The jacket of Ann Lewis’ memoir Ship Captain’s Daughter features a photograph of a little girl standing on a dock waving at a Great Lakes cargo ship, an appropriate image to capture the life of a daughter whose father, Willis Michler, each year spent the season from early spring through late fall sailing on a giant freighter.

Michler grew up in Superior, Wisconsin, and sailed the Great Lakes for 47 years, and for 21 of those years, captained 13 different ships. Young Willis had considered a career as a pianist when he was a boy, but he was drawn to the big ships as a young man and music was relegated to a pastime.

The slim book captures a bit of Americana from the past in this gentle and loving tribute a daughter pays to a man who worked his way up through the ranks on ships to become a captain. For those of us who have been landlocked, sailing on freighters seems an exotic way of life.

Lewis’ story of a childhood on the Great Lakes came about not only from conversations with her father but from voyages that she traveled with him as well. Her life followed a rhythm particular to seafaring families. During the winter when the lakes were frozen, her family life in Duluth, Minnesota, was conventional. But during the shipping season when the ice on Lake Superior had thawed, she only saw her father on occasions that became special.

When her father’s ore ship sometimes docked in the Twin Ports of Duluth and Superior, he would visit his family. Once for a visit Ann and her mother drove to Sandusky, Ohio, where her father’s ship was tied up by a steelworkers’ strike. And when Ann was 12, she was allowed to occasionally accompany her father on summer voyages; a ship captain was allotted a number of days each season when a family member could travel with him.

The memoir includes the excitement of her family at the end of the season when Michler came home for Christmas, the novelty of a sailor’s routine on an ore freighter, and the harrowing experience of sailing during threatening weather.

During a particularly violent storm, Michler directed his ship for refuge into Lake Superior’s Batchawana Bay. He managed to save the vessel, but the episode so terrified the crew that when the ship docked in Duluth, all the sailors quit, with the exception of the officers.
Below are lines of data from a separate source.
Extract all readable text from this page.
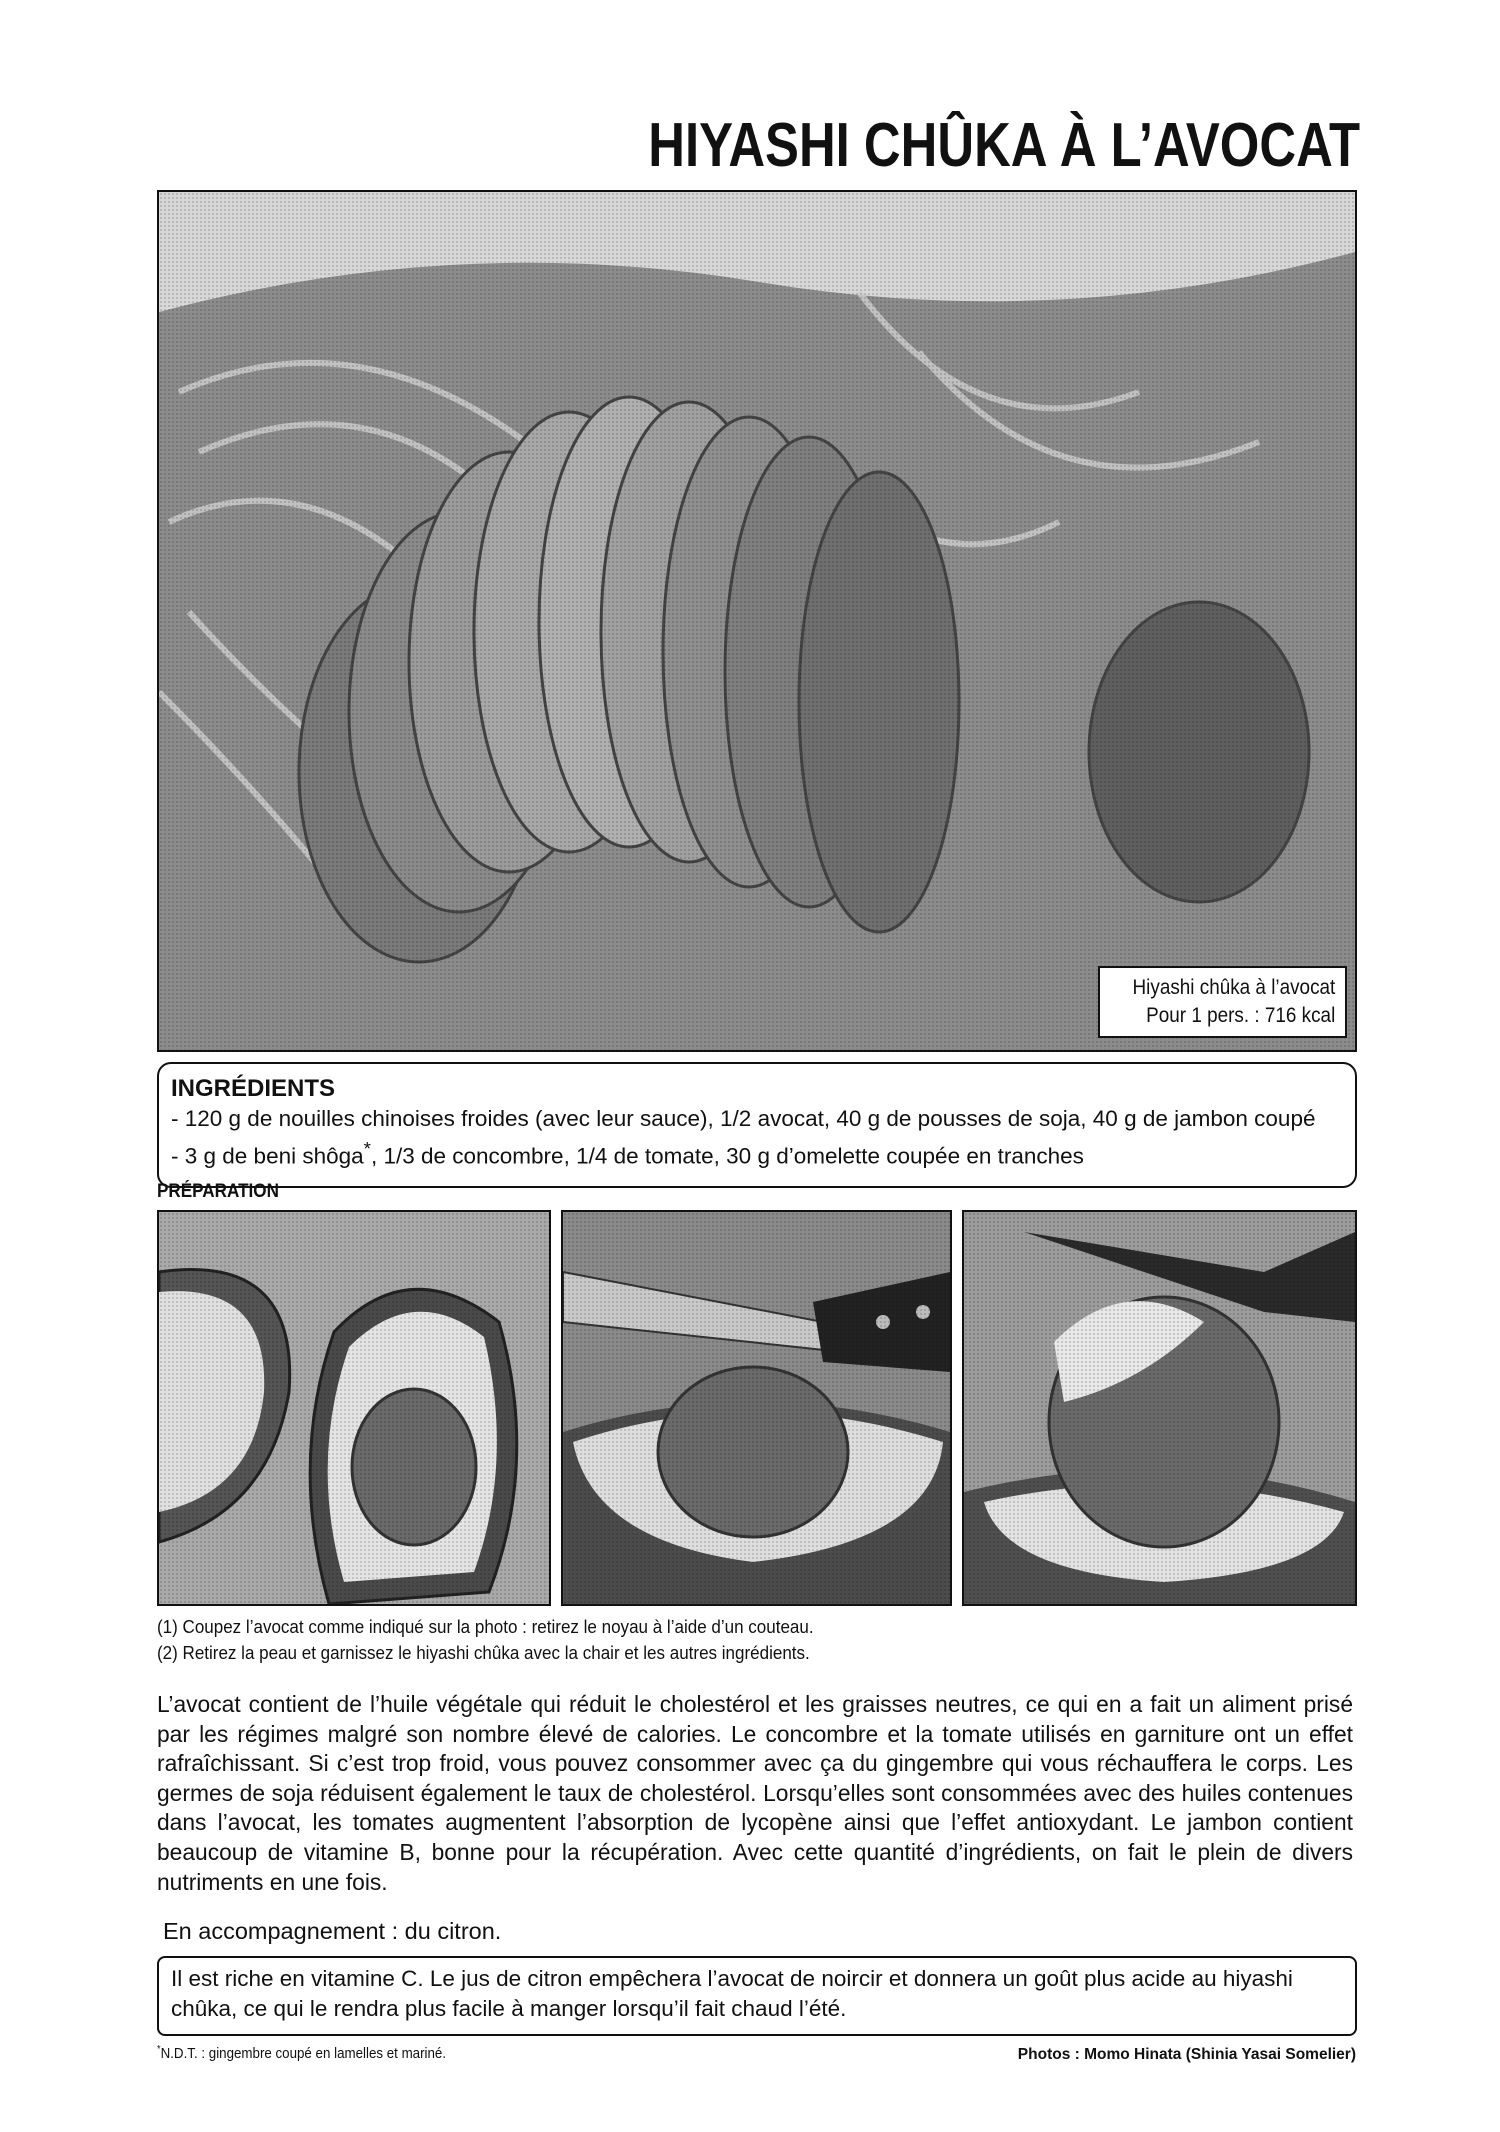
HIYASHI CHÛKA À L’AVOCAT
Hiyashi chûka à l’avocat
Pour 1 pers. : 716 kcal
INGRÉDIENTS
- 120 g de nouilles chinoises froides (avec leur sauce), 1/2 avocat, 40 g de pousses de soja, 40 g de jambon coupé
- 3 g de beni shôga*, 1/3 de concombre, 1/4 de tomate, 30 g d’omelette coupée en tranches
PRÉPARATION
(1) Coupez l’avocat comme indiqué sur la photo : retirez le noyau à l’aide d’un couteau.
(2) Retirez la peau et garnissez le hiyashi chûka avec la chair et les autres ingrédients.
L’avocat contient de l’huile végétale qui réduit le cholestérol et les graisses neutres, ce qui en a fait un aliment prisé par les régimes malgré son nombre élevé de calories. Le concombre et la tomate utilisés en garniture ont un effet rafraîchissant. Si c’est trop froid, vous pouvez consommer avec ça du gingembre qui vous réchauffera le corps. Les germes de soja réduisent également le taux de cholestérol. Lorsqu’elles sont consommées avec des huiles contenues dans l’avocat, les tomates augmentent l’absorption de lycopène ainsi que l’effet antioxydant. Le jambon contient beaucoup de vitamine B, bonne pour la récupération. Avec cette quantité d’ingrédients, on fait le plein de divers nutriments en une fois.
En accompagnement : du citron.
Il est riche en vitamine C. Le jus de citron empêchera l’avocat de noircir et donnera un goût plus acide au hiyashi chûka, ce qui le rendra plus facile à manger lorsqu’il fait chaud l’été.
*N.D.T. : gingembre coupé en lamelles et mariné.	Photos : Momo Hinata (Shinia Yasai Somelier)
Lewis’ memoir is personalized by a generous selection of family photos that document her father’s shipping career. Incidentally, the little girl pictured on the cover of the book is Ann Lewis’ daughter, four-year-old Amy. She was watching her grandfather’s ship, the SS Herbert C. Jackson, as it entered the Duluth canal.

The Ship Captain’s Daughter: Growing Up on the Great Lakes by Ann M. Lewis, 88 pages, Wisconsin Historical Society Press, 2015.